Third-Party Payment Processors Risk Management: Best Practices
New CFPB regulations have brought consumer protection to the forefront, as well as greater scrutiny to financial institutions. Working from the premise that institutions can’t outsource responsibility for consumer protection, CFPB holds financial institutions responsible for the actions of their suppliers and vendors.
To comply with the changes, financial institutions have to expand the scope of their third-party risk management plans to include the risk the third party holds for consumers, as well as the institution and the financial system. This is not a small challenge and time is of the essence, since regulators have acted quickly to enforce the new laws. Substantial penalties have already been imposed on industries in the financial sector, partly because of the non-compliant activities of suppliers.
Suppliers and vendors will also need to respond to the new regime as financial industries incorporate the required management plans into their operations. It should be noted that many non-financial companies are also adopting third-party management strategies to ensure compliance with other regulators, such as Anti-Bribery and Corruption (ABAC). Third parties will feel the effects of the new regulations early in the relationship with their clients, as the financial institutions follow best practice models for due diligence and risk management in third-party selection, contract negotiation and monitoring.

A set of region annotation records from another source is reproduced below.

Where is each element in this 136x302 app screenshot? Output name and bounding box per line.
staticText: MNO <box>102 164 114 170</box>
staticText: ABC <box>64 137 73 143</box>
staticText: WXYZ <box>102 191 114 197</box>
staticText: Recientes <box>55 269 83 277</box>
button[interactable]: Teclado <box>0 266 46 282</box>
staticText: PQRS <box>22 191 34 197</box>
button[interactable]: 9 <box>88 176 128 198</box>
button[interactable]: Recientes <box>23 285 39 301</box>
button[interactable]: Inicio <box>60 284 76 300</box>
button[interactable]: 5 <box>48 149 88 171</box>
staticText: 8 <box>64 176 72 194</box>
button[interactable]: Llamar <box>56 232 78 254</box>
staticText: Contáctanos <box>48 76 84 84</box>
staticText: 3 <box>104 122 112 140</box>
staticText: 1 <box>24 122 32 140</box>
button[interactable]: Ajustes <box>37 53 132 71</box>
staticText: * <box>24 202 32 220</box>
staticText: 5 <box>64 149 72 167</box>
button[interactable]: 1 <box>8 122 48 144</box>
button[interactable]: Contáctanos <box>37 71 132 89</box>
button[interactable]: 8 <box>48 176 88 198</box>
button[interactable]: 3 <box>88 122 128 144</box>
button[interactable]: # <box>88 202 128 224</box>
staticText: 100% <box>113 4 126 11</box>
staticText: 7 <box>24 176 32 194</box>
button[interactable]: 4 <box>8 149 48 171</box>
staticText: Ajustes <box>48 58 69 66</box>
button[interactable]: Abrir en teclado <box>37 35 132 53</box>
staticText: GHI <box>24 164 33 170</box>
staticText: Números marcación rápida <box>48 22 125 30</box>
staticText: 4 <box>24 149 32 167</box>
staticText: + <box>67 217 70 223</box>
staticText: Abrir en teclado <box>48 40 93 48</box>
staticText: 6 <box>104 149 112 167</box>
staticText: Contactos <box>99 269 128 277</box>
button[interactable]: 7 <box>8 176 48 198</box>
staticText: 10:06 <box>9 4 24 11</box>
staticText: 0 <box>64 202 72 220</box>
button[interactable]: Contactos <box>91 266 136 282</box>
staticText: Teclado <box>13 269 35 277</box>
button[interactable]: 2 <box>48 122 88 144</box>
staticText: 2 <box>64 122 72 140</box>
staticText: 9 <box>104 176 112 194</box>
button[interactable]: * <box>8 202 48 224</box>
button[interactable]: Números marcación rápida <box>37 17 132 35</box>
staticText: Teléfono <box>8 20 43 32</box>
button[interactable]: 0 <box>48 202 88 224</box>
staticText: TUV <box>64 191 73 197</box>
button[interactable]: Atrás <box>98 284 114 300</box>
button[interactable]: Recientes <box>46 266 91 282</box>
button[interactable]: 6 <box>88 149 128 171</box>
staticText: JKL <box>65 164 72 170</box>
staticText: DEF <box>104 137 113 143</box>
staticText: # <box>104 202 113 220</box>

Enhanced Assessment Process
Suppliers and vendors should also be prepared for an enhanced assessment process on the part of the client in the procurement stage. The emphasis on consumer protection brings more attention to smaller companies than before the new regulations took effect, though not all third parties will receive due diligence to the same degree. Those companies that interact with consumers can expect scrutiny of their human resource management, training, staffing levels, work quality and workload, and the company’s own performance monitoring strategy. Data collection and sharing also presents a risk to the third party’s client, and those practices will be part of a comprehensive review.
Provisions for the financial institution to audit, monitor performance, and require remediation as issues arise will be incorporated into the contract. Audits conducted by the supplier or vendor’s external or internal auditors may be accepted, but regulators expect the client to reserve the right to conduct its own audit. Once the financial institution and the third party have entered into a contract, monitoring activities will be stepped up to comply with the regulations. Both the client and the third party need to establish processes for reporting to management and complying with the law.

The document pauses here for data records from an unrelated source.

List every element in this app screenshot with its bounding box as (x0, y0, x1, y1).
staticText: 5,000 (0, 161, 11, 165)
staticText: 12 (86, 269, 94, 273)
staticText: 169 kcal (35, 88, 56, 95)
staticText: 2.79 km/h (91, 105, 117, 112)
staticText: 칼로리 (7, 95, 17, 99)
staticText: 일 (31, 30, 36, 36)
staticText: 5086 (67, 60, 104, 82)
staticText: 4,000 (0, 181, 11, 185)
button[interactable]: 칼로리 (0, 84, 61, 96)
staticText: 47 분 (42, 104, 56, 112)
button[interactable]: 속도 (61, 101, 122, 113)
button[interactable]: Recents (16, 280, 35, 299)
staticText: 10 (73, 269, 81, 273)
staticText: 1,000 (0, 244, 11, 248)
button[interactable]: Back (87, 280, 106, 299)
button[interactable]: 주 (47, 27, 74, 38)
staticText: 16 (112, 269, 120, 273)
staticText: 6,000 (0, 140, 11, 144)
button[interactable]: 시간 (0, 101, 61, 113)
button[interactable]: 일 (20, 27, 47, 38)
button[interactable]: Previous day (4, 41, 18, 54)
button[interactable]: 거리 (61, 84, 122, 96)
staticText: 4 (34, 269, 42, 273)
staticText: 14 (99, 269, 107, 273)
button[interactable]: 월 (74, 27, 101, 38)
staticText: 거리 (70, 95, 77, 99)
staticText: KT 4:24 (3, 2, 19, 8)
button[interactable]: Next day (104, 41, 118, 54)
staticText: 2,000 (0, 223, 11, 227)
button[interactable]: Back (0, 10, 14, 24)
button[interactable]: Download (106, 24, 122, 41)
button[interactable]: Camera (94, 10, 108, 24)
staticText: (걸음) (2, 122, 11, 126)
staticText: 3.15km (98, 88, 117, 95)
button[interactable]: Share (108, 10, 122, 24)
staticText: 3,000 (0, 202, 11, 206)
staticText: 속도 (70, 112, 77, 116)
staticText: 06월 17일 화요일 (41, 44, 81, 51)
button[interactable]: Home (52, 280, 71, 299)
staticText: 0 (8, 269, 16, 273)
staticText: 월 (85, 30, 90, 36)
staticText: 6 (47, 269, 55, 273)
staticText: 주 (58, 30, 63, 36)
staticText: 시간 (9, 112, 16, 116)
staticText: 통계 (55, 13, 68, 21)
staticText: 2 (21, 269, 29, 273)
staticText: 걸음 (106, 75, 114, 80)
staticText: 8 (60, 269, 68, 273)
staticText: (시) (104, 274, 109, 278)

Third-Party Risk Management Plan
Financial experts suggest financial institutions can prepare a third-party risk management plan in a matter of months, which means suppliers and vendors need to be ready to align with the client’s plan. Compliance with the new regulations adds costs and responsibilities to the operation of a supplier or vendor. Those that deal with consumers need to pay particular attention, but data collection is another point of vulnerability. It’s essential to understand the regulatory risks that may be inherent in the product or service that’s provided, and identify steps that can mitigate that risk.
Preparing for increased scrutiny for compliance may mean hiring more staff, investing in technology, and ensuring that departments are acting in concert with compliance measures and new processes. While reviewing the state of the operation in relation to compliance issues, look for opportunities to incorporate changes and avoid a piecemeal approach.